03-02-2021 by Leni Frau
A site survey by the national leadership of the National Environmental Management Authority (NEMA) or the top government environmental agency has alerted the Kilifi authorities to the urgent need for action to improve the situation at the Malindi landfill site.
NEMA officials, led by Director John Koncellah, highlighted the deplorable state of the city dump, which also serves Watamu and Magarini, and the danger it poses to the health of residents and tourists.
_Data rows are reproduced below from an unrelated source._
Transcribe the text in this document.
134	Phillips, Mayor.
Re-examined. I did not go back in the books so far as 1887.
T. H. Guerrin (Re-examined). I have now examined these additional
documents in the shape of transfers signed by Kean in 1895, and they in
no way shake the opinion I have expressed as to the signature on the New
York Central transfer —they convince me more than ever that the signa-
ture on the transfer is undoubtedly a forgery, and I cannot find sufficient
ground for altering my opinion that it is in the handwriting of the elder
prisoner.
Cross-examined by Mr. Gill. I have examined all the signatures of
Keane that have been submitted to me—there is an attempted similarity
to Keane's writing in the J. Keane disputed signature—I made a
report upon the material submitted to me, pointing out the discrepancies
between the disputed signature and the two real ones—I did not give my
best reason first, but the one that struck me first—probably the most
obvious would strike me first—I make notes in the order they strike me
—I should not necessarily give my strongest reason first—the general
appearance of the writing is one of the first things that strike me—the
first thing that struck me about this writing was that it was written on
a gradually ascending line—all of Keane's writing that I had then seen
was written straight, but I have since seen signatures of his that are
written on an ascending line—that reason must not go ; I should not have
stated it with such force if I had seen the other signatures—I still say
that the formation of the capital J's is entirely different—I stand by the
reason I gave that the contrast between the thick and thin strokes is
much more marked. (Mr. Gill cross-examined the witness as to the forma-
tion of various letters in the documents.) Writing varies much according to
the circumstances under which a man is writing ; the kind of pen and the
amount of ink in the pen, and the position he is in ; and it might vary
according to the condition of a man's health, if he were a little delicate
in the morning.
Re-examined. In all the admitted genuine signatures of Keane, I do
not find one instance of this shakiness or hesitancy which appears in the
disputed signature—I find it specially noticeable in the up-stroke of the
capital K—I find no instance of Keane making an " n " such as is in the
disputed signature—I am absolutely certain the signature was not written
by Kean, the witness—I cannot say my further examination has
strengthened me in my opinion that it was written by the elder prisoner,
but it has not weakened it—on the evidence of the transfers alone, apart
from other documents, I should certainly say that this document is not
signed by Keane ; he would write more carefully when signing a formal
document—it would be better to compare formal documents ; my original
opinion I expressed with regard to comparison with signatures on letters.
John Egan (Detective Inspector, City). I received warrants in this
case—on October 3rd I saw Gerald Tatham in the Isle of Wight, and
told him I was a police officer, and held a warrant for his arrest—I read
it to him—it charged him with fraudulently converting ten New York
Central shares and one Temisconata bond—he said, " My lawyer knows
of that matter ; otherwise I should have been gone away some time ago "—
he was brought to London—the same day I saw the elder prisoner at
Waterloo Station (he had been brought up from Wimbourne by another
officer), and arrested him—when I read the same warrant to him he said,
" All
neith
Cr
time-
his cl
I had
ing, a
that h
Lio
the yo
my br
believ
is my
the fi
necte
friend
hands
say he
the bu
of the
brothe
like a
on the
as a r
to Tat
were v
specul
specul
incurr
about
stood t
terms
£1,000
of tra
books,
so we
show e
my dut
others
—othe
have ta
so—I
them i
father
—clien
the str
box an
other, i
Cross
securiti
As they had already pointed out for a long time, first through repeated warnings, then through a petition by citizens' associations, the dump needed to be fenced off and guarded, to prevent illegal dumping and above all the practice of burning any material, especially at night.
In fact, as NEMA reiterated, sorting waste and then disposing of it in a different way, avoiding toxic fumes and dispersion into the soil and the environment, is fundamental.
"The situation is problematic," Konchellah told the press, "and it is up to the county to implement the necessary provisions under regulations that are already in place. It is not for NEMA to deal with it."
Kilifi County is expected to take immediate action, with Environment Executive Karisa Mwachitu saying that measures have already been put in place to properly manage the situation. It is hoped that the corrective measures requested by the highest national authority will be implemented, namely the fencing of the dump, sorting and controls.
It is certain that even the government has realised in recent days, when it came to Malindi to celebrate World Wetlands Day (yesterday at the mouth of the Sabaki was also present the Minister of Environment Keriako Tobiko) that action must be taken quickly.